An S80 with more than 350bhp, that runs on biofuel…
Although it looks as if they forgot to paint it, the S80 HPC actually wears seven layers of metal-effect paint that took two weeks to apply.
And while you might expect a highly-strung version of Volvo’s Yamaha-built 4.4-litre V8 engine, under the bonnet of the S80 HPC there’s actually a more fiercely blown version of the 3.0-litre inline six-cylinder turbocharged petrol mill.
The turbo motor was favoured by Heico for its compatibility with E85 fuel; a turbocharged six responds better to the higher octane rating of bioethanol than a normally aspirated V8 and, although currently rated at 350bhp, Heico Sportiv is confident that the T6’s output can be increased to close to 400bhp once its development is complete.
Just as it does in the current S80 V8 model, power finds its way roadwards via all four wheels, with the 0-62mph dash taking just 5.8 seconds. And in order to complete its transformation to a proper performance saloon, Heico has lowered the car’s ride height by 40mm, upgraded its braking system, and fitted special 20in forged alloys with 255-profile Continental tyres.
… and it looks the part too
Once you’ve stopped staring at the paint job, you’ll notice some sports styling changes that look impressive enough to make production.
The S80 HPC’s body kit consists of redesigned front and rear bumpers, wide side skirts, spoilers front and rear, three larger air ducts in the front bumper, integrated LED daytime running lights (thanks to Ingolstadt for that idea) and a new sports grille.
Inside, the car is upholstered in blue leather throughout, with matching blue stitching. In the rear, the normal S80’s three-seat bench has been replaced with two bucket-style seats and an extended centre console which mirrors the car’s floating console up front.

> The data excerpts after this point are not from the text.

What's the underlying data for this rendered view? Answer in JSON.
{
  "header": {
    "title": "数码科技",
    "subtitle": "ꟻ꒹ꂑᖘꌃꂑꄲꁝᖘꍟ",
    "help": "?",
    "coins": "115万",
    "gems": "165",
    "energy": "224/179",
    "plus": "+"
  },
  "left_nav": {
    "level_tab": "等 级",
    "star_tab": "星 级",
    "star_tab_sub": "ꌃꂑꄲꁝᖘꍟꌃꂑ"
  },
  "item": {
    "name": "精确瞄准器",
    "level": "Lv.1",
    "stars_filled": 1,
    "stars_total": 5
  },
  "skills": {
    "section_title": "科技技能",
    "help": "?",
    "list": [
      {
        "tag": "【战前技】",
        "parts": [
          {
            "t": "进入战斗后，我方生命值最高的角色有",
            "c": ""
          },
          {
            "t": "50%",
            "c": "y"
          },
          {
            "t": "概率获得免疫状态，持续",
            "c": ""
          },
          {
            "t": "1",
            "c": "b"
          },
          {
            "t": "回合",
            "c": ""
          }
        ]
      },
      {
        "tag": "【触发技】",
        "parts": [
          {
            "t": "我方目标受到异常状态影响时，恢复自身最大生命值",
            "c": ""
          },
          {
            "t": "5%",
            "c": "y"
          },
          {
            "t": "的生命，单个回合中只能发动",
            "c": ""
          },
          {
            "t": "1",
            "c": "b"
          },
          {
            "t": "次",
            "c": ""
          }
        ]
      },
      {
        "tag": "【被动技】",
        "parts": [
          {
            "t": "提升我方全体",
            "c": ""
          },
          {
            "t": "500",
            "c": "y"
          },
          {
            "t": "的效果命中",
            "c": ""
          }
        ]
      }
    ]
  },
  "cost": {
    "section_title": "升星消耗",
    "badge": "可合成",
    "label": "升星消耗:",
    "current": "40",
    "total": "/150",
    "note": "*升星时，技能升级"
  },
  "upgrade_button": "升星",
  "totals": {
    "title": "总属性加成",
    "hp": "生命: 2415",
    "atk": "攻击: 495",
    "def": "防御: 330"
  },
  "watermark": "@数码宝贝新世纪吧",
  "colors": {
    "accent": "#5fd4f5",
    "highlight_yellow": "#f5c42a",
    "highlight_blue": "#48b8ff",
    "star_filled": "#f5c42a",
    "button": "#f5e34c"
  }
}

There’s a sports steering wheel for the keener driver to get to grips with, and a leather-trimmed gear lever.
But will they build it?
The future of the S80 HPC will depend on how keenly it’s received in Las Vegas next month. The brand would benefit greatly from tapping into the US market for hot saloons, but it can ill afford to repeat the critical and sales flops its last hot models proved.

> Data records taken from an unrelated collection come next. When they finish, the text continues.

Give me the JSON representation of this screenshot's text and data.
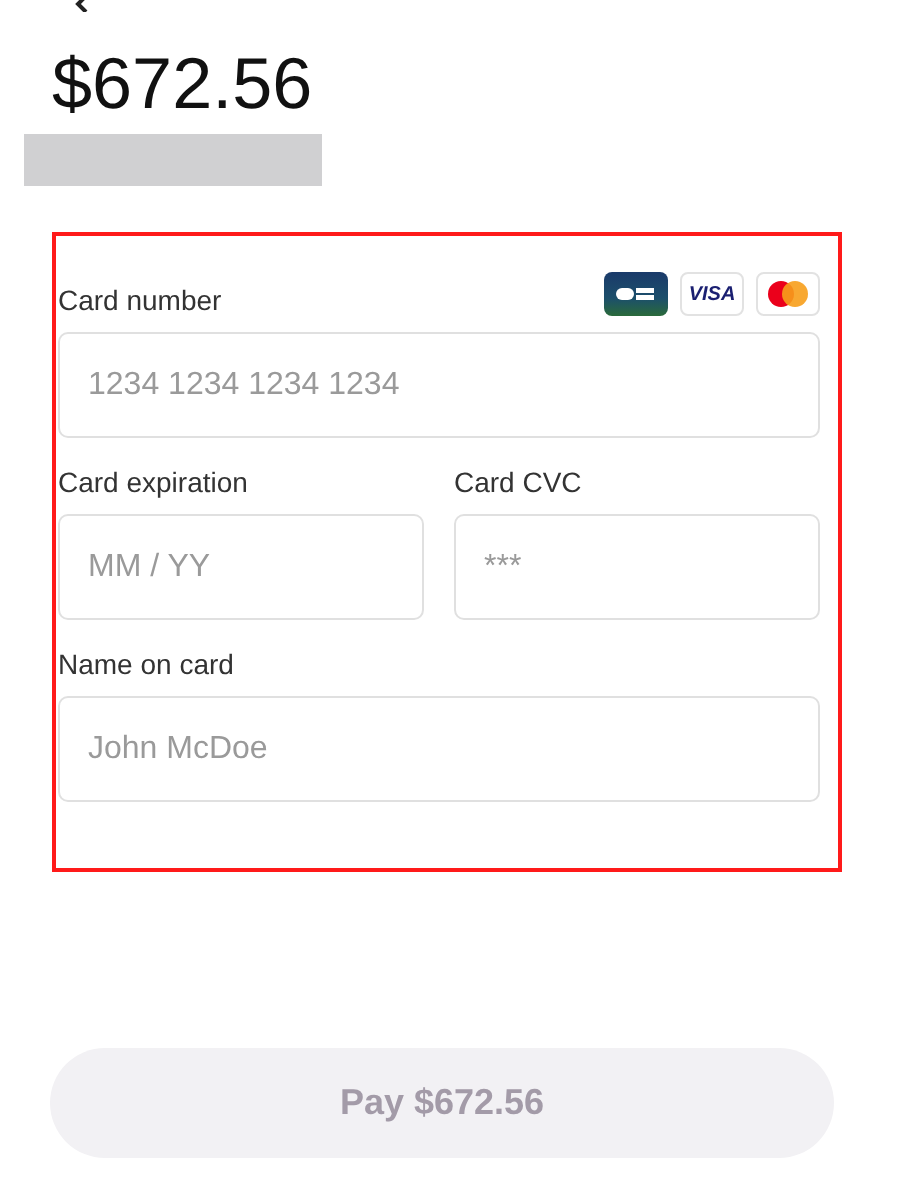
{
  "amount": "$672.56",
  "payment_form": {
    "highlighted": true,
    "card_number": {
      "label": "Card number",
      "placeholder": "1234 1234 1234 1234"
    },
    "card_brands": [
      {
        "kind": "cb"
      },
      {
        "kind": "visa",
        "label": "VISA"
      },
      {
        "kind": "mastercard"
      }
    ],
    "card_expiration": {
      "label": "Card expiration",
      "placeholder": "MM / YY"
    },
    "card_cvc": {
      "label": "Card CVC",
      "placeholder": "***"
    },
    "name_on_card": {
      "label": "Name on card",
      "placeholder": "John McDoe"
    }
  },
  "pay_button": {
    "label": "Pay $672.56",
    "disabled": true
  }
}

The move has got precedent. Back in 2005, Volvo previewed the S60 R with the Volvo Performance Concept. It’ll be keen not to revisit the failure that car represented; the S60 R’s lack of success contributed significantly to the firm’s decision to discontinue production of its R-line of models recently.
However, Volvo spokesperson Per-Ake Froberg told Autocar that “if there’s clear customer demand, we are open to reconsider that decision.”
Fans of fast Volvos shouldn’t give up hope, then; provided the Yanks like it, a near-400bhp, all-wheel-drive new S80 could come to a showroom near you soon.